# Single-Cell Foundation Models

**One-line definition:** Large transformer-based models pretrained on millions of single-cell RNA-seq profiles, designed to learn generalizable representations of cell state.

## What they are

Analogous to language models (trained on text) or vision models (trained on images), single-cell foundation models are trained on large corpora of scRNA-seq data — treating each cell's gene expression profile as a "sentence" and each gene as a "token."

Primary pretraining objectives:
- **Masked gene modeling** (scGPT, Geneformer) — predict masked gene expression values
- **Autoregressive generation** (scGPT generation mode) — generate expression profiles
- **Masked discrete diffusion** (Lingshu-Cell) — diffusion over tokenized expression space
- **Joint embedding prediction** (Cell-JEPA) — predict latent representation of one cell view from another

## Key models

| Model | Year | Training data | Key innovation |
|-------|------|--------------|----------------|
| scGPT | 2024 | 33M cells (CellxGene) | First large-scale GPT for single-cell; multi-task fine-tuning |
| Geneformer | 2023 | 29.9M cells | Ranks genes by expression; transfer to cardiac disease |
| TranscriptFormer | 2024 | ~100M cells, cross-species | Large-scale; cross-species transfer |
| Cell-JEPA | 2026 | CellxGene | JEPA architecture; 36% better clustering vs scGPT |
| Lingshu-Cell | 2026 | ~18k genes, diverse tissues | Generative world model; discrete diffusion; Virtual Cell Challenge H1 SOTA |
| scFoundation | 2024 | 50M cells | Read-depth-aware; 19k+ genes |

## Downstream tasks

1. **Cell type annotation** — zero-shot or few-shot classification
2. **Batch correction** — harmonize data across labs/protocols
3. **Perturbation prediction** — predict expression after unseen perturbation
4. **GRN inference** — infer gene regulatory networks from attention weights
5. **Drug response prediction** — cell line response to compounds
6. **Cross-species transfer** — predict mouse responses from human training

## Critical debate: do foundation models actually help?

A significant challenge: **Souza & Mehta (2026)** showed that simple parameter-free pipelines (careful normalization + PCA/linear methods) match or beat foundation models on most standard benchmarks, including OOD tasks with novel cell types.

This raises the question: are current benchmarks too easy? Are models learning batch effects and cell line identity rather than generalizable biology?

Bo's view is consistent with this: scaling models on the same observational CellxGene data hits diminishing returns. The next gains require better data (perturbation, causal, diverse context), not bigger models.

## Scaling laws

**Kendiukhov (2026)** showed that masked-reconstruction transformers on scRNA-seq do follow power-law scaling — but only when data is sufficient. In data-limited regimes, model capacity is not the binding constraint. Data-to-parameter ratio matters more than absolute scale.

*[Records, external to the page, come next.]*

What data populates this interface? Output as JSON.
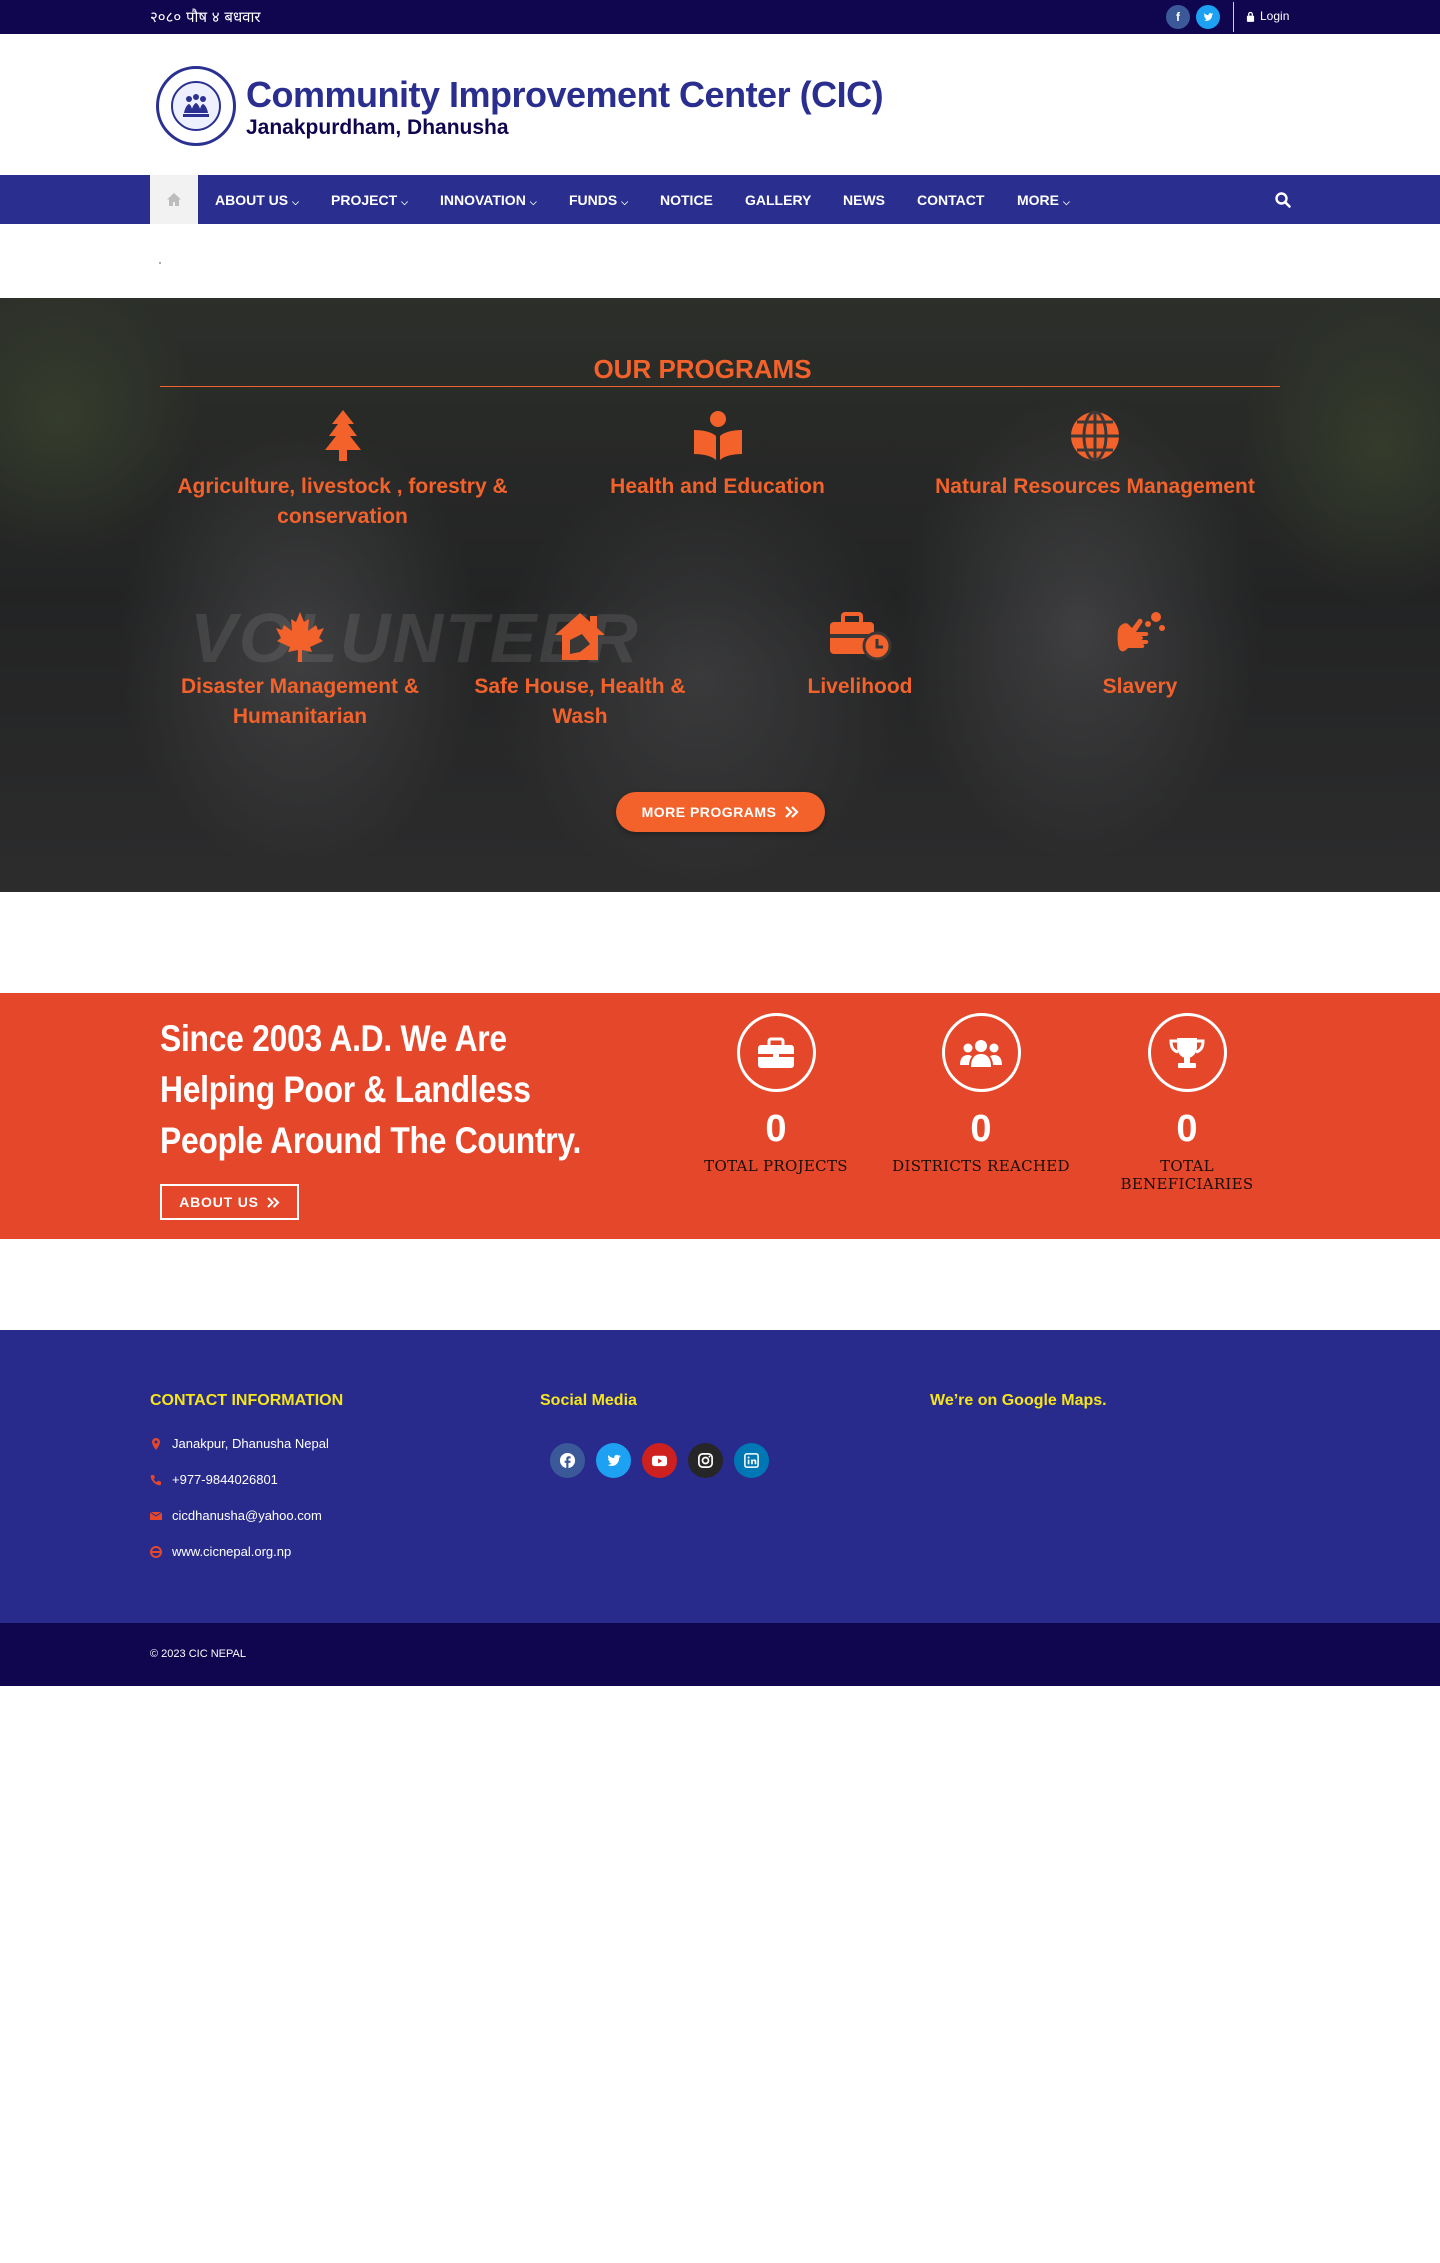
{
  "topbar": {
    "date": "२०८० पौष ४ बधवार",
    "login_label": "Login",
    "facebook_glyph": "f",
    "twitter_glyph": "t"
  },
  "header": {
    "org_name": "Community Improvement Center (CIC)",
    "location": "Janakpurdham, Dhanusha",
    "logo_icon": "people-emblem-icon"
  },
  "nav": {
    "items": [
      {
        "label": "ABOUT US",
        "dropdown": true
      },
      {
        "label": "PROJECT",
        "dropdown": true
      },
      {
        "label": "INNOVATION",
        "dropdown": true
      },
      {
        "label": "FUNDS",
        "dropdown": true
      },
      {
        "label": "NOTICE",
        "dropdown": false
      },
      {
        "label": "GALLERY",
        "dropdown": false
      },
      {
        "label": "NEWS",
        "dropdown": false
      },
      {
        "label": "CONTACT",
        "dropdown": false
      },
      {
        "label": "MORE",
        "dropdown": true
      }
    ],
    "caret": "⌵"
  },
  "programs": {
    "title": "OUR PROGRAMS",
    "items": [
      {
        "label": "Agriculture, livestock , forestry & conservation",
        "icon": "tree-icon"
      },
      {
        "label": "Health and Education",
        "icon": "reader-icon"
      },
      {
        "label": "Natural Resources Management",
        "icon": "globe-icon"
      },
      {
        "label": "Disaster Management & Humanitarian",
        "icon": "maple-leaf-icon"
      },
      {
        "label": "Safe House, Health & Wash",
        "icon": "house-icon"
      },
      {
        "label": "Livelihood",
        "icon": "business-time-icon"
      },
      {
        "label": "Slavery",
        "icon": "hands-wash-icon"
      }
    ],
    "more_button": "MORE PROGRAMS",
    "accent": "#f4622b"
  },
  "stats": {
    "headline": "Since 2003 A.D. We Are Helping Poor & Landless People Around The Country.",
    "about_button": "ABOUT US",
    "items": [
      {
        "value": "0",
        "label": "TOTAL PROJECTS",
        "icon": "briefcase-icon"
      },
      {
        "value": "0",
        "label": "DISTRICTS REACHED",
        "icon": "users-icon"
      },
      {
        "value": "0",
        "label": "TOTAL BENEFICIARIES",
        "icon": "trophy-icon"
      }
    ],
    "band_color": "#e5472b"
  },
  "footer": {
    "contact_title": "CONTACT INFORMATION",
    "address": "Janakpur, Dhanusha Nepal",
    "phone": "+977-9844026801",
    "email": "cicdhanusha@yahoo.com",
    "website": "www.cicnepal.org.np",
    "social_title": "Social Media",
    "maps_title": "We’re on Google Maps.",
    "social_icons": [
      "facebook-icon",
      "twitter-icon",
      "youtube-icon",
      "instagram-icon",
      "linkedin-icon"
    ],
    "copyright": "© 2023 CIC NEPAL"
  }
}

Estimate: ~2.30 bits of entropy per masked gene position.

## Architecture choices

- **Gene-level tokenization** — each gene is a token; expression value is embedded
- **Binned expression** — discretize continuous expression into bins (avoids floating-point regression)
- **HVG selection** — most models filter to top 2k-8k highly variable genes; Lingshu-Cell does not (operates on all ~18k genes)
- **Positional encoding** — no natural order; models use learned gene embeddings

## Connections

- [../concepts/virtual-cell.md](virtual-cell.md) — the goal; foundation models are one path
- [../concepts/perturbation-biology.md](perturbation-biology.md) — data that trains and evaluates these models
- [../papers/scgpt.md](../papers/scgpt.md) — Bo's foundational model
- [../papers/cell-jepa.md](../papers/cell-jepa.md) — alternative pretraining paradigm
- [../papers/lingshu-cell.md](../papers/lingshu-cell.md) — generative world model approach
- [../papers/scaling-laws-scrna.md](../papers/scaling-laws-scrna.md) — empirical scaling analysis
- [../papers/parameter-free-representations.md](../papers/parameter-free-representations.md) — challenge to foundation model claims
- [../entities/cellxgene.md](../entities/cellxgene.md) — primary training data source

## Open questions

- What pretraining objective best captures causal biology (vs. correlational structure)?
- How much of foundation model performance is generalization vs. memorization of cell line identity?
- Can a single model handle RNA + ATAC + protein jointly at scale?
- Is there a "scaling cliff" where data diversity becomes the bottleneck before parameters?